Nella stessa sala storica del Vecchio Municipio, venerdì abbiamo assistito alla toccante cerimonia di consegna della Medaglia Bach di quest'anno al grande oboista belga Marcel Ponseele. La cerimonia è stata preceduta da un discorso del musicologo olandese Frans de Ruiter, fisicamente esausto ma eloquente come sempre nella sua laudatio . Ha suggerito l'ascolto di alcune vecchie registrazioni del vincitore, cosa che ha fatto venire i brividi a molti presenti. Il violoncellista barocco sivigliano Víctor García García (vincitore del Concorso Bach 2024) ha trionfato all'Alte Börse sabato mattina, suonando e improvvisando come un giovane maestro. Venerdì sera al Paulinum, il sestetto femminile Sjaella e l'organista Lukas Pohle hanno presentato un'alternanza costante di preludi corali di Bach e brani vocali scritti per loro da Laura Marconi e Gianluca Castelli.

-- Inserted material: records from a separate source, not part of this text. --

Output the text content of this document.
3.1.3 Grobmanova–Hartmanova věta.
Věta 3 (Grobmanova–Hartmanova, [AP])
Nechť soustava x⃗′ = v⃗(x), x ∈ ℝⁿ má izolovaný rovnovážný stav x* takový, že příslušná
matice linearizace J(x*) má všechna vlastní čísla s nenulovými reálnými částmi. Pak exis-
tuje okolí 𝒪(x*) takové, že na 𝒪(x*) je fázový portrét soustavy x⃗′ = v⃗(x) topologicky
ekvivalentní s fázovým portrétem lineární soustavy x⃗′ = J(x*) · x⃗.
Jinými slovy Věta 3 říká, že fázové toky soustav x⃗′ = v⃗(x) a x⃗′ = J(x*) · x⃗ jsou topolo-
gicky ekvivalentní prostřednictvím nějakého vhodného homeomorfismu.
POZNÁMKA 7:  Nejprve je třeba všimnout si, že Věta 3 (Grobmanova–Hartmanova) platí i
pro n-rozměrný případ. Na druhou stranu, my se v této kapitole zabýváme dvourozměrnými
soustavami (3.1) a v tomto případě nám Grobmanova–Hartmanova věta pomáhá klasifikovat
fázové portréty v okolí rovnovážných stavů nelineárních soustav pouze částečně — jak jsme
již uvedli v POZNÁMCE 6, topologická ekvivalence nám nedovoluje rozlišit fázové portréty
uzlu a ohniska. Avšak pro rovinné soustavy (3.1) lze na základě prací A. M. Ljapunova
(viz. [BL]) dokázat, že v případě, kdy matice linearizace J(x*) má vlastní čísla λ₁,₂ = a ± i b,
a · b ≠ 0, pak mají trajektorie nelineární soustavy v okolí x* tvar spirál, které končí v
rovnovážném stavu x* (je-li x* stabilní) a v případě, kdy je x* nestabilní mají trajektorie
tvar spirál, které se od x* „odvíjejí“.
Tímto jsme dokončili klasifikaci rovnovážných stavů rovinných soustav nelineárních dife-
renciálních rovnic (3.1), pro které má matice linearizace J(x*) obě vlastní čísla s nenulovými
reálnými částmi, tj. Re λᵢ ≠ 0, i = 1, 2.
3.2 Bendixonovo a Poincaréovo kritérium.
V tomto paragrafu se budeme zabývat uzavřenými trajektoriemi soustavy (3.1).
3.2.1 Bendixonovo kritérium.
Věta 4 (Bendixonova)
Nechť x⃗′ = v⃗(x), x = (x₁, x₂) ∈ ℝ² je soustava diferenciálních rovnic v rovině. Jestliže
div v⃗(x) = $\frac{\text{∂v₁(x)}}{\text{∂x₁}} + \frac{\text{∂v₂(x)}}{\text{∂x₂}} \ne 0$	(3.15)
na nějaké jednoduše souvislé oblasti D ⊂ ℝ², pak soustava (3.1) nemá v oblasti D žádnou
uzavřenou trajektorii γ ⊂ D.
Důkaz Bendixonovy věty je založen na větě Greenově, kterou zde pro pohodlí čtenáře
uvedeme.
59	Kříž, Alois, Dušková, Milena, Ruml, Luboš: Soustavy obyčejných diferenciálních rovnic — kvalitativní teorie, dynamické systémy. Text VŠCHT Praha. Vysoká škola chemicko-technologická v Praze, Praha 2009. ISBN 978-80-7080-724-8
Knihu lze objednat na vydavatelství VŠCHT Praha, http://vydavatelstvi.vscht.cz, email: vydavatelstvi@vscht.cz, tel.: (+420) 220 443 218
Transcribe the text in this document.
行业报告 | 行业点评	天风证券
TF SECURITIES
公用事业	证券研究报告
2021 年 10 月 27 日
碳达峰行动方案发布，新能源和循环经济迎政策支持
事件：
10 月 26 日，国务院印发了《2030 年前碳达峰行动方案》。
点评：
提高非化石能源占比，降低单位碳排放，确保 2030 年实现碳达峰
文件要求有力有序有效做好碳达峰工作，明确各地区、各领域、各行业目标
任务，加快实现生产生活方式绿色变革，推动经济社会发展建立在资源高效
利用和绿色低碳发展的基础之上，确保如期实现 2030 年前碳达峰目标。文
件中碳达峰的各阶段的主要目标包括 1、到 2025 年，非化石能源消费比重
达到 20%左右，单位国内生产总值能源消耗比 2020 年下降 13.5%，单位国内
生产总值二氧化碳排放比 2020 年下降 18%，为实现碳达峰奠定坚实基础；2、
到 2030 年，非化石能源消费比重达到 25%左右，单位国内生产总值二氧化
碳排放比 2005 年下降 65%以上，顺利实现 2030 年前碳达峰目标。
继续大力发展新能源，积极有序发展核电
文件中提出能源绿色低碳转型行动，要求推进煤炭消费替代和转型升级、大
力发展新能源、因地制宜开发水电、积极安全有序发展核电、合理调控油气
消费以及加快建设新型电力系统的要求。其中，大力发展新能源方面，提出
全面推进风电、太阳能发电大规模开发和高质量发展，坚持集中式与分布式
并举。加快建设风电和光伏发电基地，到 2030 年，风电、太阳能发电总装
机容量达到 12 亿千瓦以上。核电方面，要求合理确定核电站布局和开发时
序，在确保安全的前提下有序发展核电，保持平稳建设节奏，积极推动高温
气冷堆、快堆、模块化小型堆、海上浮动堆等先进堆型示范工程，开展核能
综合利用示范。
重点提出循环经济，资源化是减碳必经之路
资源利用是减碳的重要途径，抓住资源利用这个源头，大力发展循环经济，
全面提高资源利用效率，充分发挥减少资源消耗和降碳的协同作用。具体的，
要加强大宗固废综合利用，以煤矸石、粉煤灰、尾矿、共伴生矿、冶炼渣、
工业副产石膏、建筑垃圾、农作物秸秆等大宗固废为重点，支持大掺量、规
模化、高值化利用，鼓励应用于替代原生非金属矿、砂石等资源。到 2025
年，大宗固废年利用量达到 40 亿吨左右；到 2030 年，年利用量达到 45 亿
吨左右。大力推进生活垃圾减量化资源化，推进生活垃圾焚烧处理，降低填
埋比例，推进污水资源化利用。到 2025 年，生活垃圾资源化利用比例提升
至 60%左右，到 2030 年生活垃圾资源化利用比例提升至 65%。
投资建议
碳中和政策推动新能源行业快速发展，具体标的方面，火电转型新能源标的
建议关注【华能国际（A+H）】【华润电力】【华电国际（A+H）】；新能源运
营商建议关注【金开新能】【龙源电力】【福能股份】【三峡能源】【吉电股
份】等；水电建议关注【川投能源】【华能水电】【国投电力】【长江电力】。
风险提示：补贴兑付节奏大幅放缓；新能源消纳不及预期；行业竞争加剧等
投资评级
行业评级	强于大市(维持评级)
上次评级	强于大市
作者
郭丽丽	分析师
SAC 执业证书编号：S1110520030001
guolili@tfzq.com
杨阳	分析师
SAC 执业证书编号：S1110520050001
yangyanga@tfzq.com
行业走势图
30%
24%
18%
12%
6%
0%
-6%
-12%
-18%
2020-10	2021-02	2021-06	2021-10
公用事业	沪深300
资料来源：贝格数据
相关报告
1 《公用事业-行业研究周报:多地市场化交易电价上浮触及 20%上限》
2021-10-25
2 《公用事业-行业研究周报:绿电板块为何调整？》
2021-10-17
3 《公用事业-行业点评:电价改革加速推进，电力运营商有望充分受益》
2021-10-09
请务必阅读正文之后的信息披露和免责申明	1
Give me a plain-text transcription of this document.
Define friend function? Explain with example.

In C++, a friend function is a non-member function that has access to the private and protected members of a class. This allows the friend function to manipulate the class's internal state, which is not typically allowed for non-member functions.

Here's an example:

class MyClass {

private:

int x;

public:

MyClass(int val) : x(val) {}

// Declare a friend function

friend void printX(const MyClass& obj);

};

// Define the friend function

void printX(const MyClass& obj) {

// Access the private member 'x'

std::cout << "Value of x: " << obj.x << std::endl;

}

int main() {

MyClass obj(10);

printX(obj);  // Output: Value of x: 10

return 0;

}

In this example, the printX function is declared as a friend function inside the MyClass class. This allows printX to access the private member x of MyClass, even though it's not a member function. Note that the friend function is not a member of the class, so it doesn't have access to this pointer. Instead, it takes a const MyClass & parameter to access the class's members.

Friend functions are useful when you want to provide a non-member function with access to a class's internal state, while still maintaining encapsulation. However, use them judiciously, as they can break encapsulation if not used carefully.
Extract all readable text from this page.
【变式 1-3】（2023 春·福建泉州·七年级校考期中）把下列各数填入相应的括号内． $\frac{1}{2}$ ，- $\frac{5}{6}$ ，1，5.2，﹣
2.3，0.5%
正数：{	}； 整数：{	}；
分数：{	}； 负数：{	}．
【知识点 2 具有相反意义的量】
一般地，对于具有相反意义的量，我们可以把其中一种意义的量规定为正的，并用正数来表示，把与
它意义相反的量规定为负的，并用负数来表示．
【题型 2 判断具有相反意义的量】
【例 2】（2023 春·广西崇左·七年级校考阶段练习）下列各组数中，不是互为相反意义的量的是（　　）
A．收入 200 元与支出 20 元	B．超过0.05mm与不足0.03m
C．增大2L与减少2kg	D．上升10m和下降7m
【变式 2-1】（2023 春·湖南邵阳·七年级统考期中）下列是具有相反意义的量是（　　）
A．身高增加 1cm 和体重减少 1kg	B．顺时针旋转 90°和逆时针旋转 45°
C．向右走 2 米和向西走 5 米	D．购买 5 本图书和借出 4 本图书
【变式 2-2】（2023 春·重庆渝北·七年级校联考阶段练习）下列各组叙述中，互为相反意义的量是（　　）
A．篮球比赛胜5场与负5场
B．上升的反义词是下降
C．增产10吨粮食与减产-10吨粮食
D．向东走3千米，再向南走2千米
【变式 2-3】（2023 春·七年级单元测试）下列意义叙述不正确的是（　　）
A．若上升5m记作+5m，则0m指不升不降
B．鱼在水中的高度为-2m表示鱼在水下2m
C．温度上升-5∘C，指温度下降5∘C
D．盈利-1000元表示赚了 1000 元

Come è accaduto alla Fondazione Juan March per il concerto inaugurale di questa stagione , è difficile immaginare un concerto meglio organizzato e meglio eseguito, curando al contempo con la massima attenzione gli aspetti puramente estetici della messa in scena.
Infine, domenica mattina, diversi musicologi hanno tenuto delle presentazioni in omaggio, in occasione del suo 85° compleanno, a Christoph Wolff, l'attuale grande patriarca della ricerca bachiana, il cui ultimo libro è stato appena tradotto da Acantilado Publishing. Rivederlo di nuovo a Lipsia, in splendida forma, è stato il coronamento perfetto di queste giornate di trasformazione. L'anno prossimo, il Bachfest riproporrà il suo motto, " In dialogo ", che si rivolgerà ancora una volta ai visitatori, che hanno votato le loro 50 cantate di Bach preferite, che fungeranno da cornice centrale del programma.